Riester: "Ernüchterndes Ergebnis" Wissenschaft versenkt Stoibers Niedriglohn-Subventionen

Berlin (rpo). Auf zunehmende Ablehnung in der Wissenschaft stoßen die Wahlprogrammpläne der Union zur Entlastung niedrig entlohnter Beschäftigter von Sozialabgaben. Sie seien weder finanzierbar noch bringe sie ausreichend Beschäftigung, stellte das Bonner Institut für Wirtschaft und Gesellschaft (IWG) wie zuvor das dortige Institut zur Zukunft der Arbeit (IZA) fest.

Der der Union nahestehende IWG-Direktor Meinhard Miegel teilte die Ergebnisse Bundesarbeitsminister Walter Riester (SPD) in einem dpa vorliegenden Brief mit. Riester und SPD sehen sich vielmehr in ihrer Politik der Beschleunigung der Arbeitsvermittlung bestätigt.

Die Union will die Beschäftigung dadurch voranbringen, dass die bisherigen 325-Euro-Jobs bis 400 Euro im Monat sozialabgabenfrei werden.
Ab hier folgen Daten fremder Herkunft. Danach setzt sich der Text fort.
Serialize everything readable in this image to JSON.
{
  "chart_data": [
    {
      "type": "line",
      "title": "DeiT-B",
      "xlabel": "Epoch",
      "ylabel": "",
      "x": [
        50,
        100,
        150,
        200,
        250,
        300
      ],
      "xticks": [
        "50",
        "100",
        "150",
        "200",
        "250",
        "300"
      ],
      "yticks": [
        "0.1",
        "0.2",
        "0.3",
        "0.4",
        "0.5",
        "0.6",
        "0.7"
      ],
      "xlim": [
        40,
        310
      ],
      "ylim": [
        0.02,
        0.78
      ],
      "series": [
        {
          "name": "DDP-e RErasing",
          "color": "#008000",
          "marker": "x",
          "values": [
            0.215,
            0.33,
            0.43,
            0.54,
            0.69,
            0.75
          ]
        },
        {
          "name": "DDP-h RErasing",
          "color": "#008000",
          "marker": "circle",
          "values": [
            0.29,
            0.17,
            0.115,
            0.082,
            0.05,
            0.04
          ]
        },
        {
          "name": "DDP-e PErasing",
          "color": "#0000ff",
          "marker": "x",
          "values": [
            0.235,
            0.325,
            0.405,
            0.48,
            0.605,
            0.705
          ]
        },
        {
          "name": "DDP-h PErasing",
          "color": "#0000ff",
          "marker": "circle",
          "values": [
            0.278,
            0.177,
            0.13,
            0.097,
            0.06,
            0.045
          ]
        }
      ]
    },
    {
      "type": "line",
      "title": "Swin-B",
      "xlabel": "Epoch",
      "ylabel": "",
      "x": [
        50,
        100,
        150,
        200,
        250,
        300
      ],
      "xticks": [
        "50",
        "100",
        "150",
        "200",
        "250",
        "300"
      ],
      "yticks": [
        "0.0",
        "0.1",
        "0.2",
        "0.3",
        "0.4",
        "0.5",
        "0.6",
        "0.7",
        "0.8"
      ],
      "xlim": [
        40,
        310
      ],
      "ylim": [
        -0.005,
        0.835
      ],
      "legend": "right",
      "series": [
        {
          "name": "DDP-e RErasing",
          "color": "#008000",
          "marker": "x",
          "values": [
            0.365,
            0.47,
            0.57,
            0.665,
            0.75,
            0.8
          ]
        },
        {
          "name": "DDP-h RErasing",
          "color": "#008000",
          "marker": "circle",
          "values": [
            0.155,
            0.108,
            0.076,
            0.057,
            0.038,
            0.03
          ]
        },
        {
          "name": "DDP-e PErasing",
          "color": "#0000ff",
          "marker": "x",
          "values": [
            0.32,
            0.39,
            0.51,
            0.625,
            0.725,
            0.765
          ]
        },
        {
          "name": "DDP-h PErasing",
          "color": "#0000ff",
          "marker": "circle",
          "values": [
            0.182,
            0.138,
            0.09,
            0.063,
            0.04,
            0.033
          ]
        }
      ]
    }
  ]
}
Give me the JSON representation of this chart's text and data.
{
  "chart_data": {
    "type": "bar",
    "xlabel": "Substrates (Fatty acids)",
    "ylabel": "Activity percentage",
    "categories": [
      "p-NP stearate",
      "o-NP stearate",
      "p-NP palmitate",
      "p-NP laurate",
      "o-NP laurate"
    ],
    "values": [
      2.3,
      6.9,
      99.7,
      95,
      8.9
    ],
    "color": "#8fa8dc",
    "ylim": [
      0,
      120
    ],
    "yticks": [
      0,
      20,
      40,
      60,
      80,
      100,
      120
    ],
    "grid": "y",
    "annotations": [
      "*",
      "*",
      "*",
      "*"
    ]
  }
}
Zugleich ist eine Pauschalbesteuerung mit 20 Prozent vorgesehen. Zwischen 401 und 800 Euro soll eine gestaffelte Sozialabgabenpflicht eingeführt werden, die erst oberhalb dieser Zone den vollen Satz erreicht.

Miegel kommt zu einem "ernüchternden Ergebnis", wie er Riester mitteilte. "Soll die Beschäftigung im Niedriglohnbereich spürbar erhöht und die Arbeitslosigkeit ebenso spürbar eingedämmt werden, muss der Kreis der Begünstigten weit gezogen werden." Unter dieser Voraussetzung müsste die volle Beitragsfreiheit bis zum Monatseinkommen von 835 Euro gelten, die degressive Förderung bis 1670 Euro monatlich. Je nach weiterer Ausgestaltung lägen die jährlichen Zusatzkosten für den Staat zwischen 18 und 28 Milliarden Euro. Der Aufwand pro zusätzlichem Beschäftigten läge zwischen 23 000 und 106 000 Euro. Miegel: "Diese Strategie erfordert mithin riesige Milliardenbeträge, die innerhalb der derzeitigen und wohl auch künftigen öffentlichen Haushalte kaum darstellbar sind."

Riester sagte dazu der dpa: "Das Institut hat die Drei-Säulen- Theorie des Herrn Stoiber politisch versenkt. Innerhalb weniger Tage ist es das zweite Institut, das den Stoiberschen Beschäftigungsplänen die Tauglichkeit abspricht. Damit fehlt dem Kanzlerkandidaten der Union der zentrale Baustein seiner Beschäftigungspolitik." Stoiber will mit seinem so genannten Drei-Säulen-Modell 800 000 Stellen schaffen. Das IZA war Mitte der Woche zum Ergebnis gekommen, dass es höchstens 30 000 sein könnten.

Ähnlich wie Riester äußerte sich der stellvertretende Vorsitzende der SPD-Fraktion, Franz Thönnes. Die flächendeckende Subventionierung der Sozialbeiträge ohne Befristungen und Zielgruppenorientierung erweise sich als absoluter Unsinn. "Im Kern bestätigt das Miegel- Institut die Politik der Regierung, die mit dem seit Jahresanfang geltenden Job-AQTIV-Gesetz versucht, die Vermittlung von Arbeitslosen in neue Beschäftigung zu beschleunigen und Langzeitarbeitslosen sowie Sozialhilfeempfängern durch Hilfen aus einer Hand schnell den Zugang zu neuer Arbeit zu ermöglichen."

Miegel stellte fest: "Als deutlich kostengünstigere Alternative bietet sich an, durch entsprechende Umstrukturierungsmaßnahmen die durchschnittliche Vermittlungsdauer von Arbeitslose von derzeit 35 Wochen um ein bis zwei Wochen zu verkürzen. Eine Verkürzung der Vermittlungsdauer um nur eine Woche vermindert die Zahl der Arbeitslosen um rund 100 000."